小説『終わりなき
神話』とKISSを比較する
— 変化し続けることで生き残った神話、そしてアイコン化された存在 —
小説『終わりなき神話』と、『KISS』は、一見すると接点のない存在に見えます。
しかし両者には共通点があります。
それは、
「変化しながら生き残る」ということです。
KISSは単なるロックバンドではありませんでした。
時代ごとに姿を変え、音楽性を変え、メイクすら落としながら生き延びた。
そして最後には、再び“神話的存在”としてメイク姿へ戻り、世界的アイコンとなりました。
この変化の歴史は、『終わりなき神話』のオムニバース的構造とも重なる部分があります。

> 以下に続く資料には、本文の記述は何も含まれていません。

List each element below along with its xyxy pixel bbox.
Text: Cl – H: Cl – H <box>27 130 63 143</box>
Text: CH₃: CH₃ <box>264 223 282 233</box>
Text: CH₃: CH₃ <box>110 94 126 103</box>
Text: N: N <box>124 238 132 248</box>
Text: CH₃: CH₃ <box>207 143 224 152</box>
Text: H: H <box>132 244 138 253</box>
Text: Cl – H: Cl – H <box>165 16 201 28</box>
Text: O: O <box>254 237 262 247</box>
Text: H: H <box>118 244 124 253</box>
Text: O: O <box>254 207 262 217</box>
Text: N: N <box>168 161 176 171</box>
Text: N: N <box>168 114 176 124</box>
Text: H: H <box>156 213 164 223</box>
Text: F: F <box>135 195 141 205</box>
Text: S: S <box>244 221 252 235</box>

1. KISSという存在:バンドを超えたキャラクター神話
『KISS』は、1970年代に衝撃的なビジュアルで登場しました。
白塗りのメイク
巨大なステージ演出
キャラクター化されたメンバー
彼らは音楽だけではなく、“存在そのもの”を神話化した。
2. メイクを落とした衝撃
1980年代、KISSは大きな転換を行います。
彼らはメイクを落とした。
これは当時、大きな衝撃でした。
なぜならKISSの神話性そのものを壊す行為だったからです。
しかし、その背景には「時代の変化」がありました。
MTV時代
音楽シーンの変化
新世代ロックの台頭
KISSは、生き残るために自らを変えた。
3. 音楽性の変化:固定されない存在
KISSは、時代ごとに音楽性も変化しました。
ハードロック
ポップ路線
グラム的要素
メタル化
つまり彼らは、「固定されたバンド」ではなかった。
変化そのものが生存戦略だった。
4. メイクへの帰還:神話の再起動
興味深いのは、その後KISSが再びメイク姿へ戻ったことです。
つまり彼らは、
神話を壊し
現実化し
再び神話へ戻った
この循環によって、KISSは単なるバンドを超えた“文化的アイコン”になった。
5. 終わりなき神話との共通点:変化し続ける構造
『終わりなき神話』でも、世界は固定されません。
多元宇宙
別視点
異なる文体
拡張し続ける設定
つまり、変化そのものが作品構造になっている。
KISSもまた、固定されることで終わるのではなく、
変化し続けることで生き残った。
6. アイコンとは何か
KISSは最終的に、“バンド”以上の存在になりました。
ロゴ、メイク、キャラクター。
それ自体が世界的記号になった。
『終わりなき神話』もまた、単なる一つの物語ではなく、
巨大な構造体として広がろうとしている。
結論:神話は変化することで生き残る
『終わりなき神話』とKISSは、
どちらも「変化し続ける神話」です。
終わりなき神話:無限に分岐する宇宙神話
KISS:時代ごとに変貌するロック神話
そしてKISSが証明したのは、
神話とは固定されたものではないということです。
壊れ、変化し、再構築されることで、
初めて長く生き残る。
この比較は、次の問いへと繋がります。
本当に強い物語とは何なのか。
変わらないことなのか。
それとも、変わり続けられることなのか。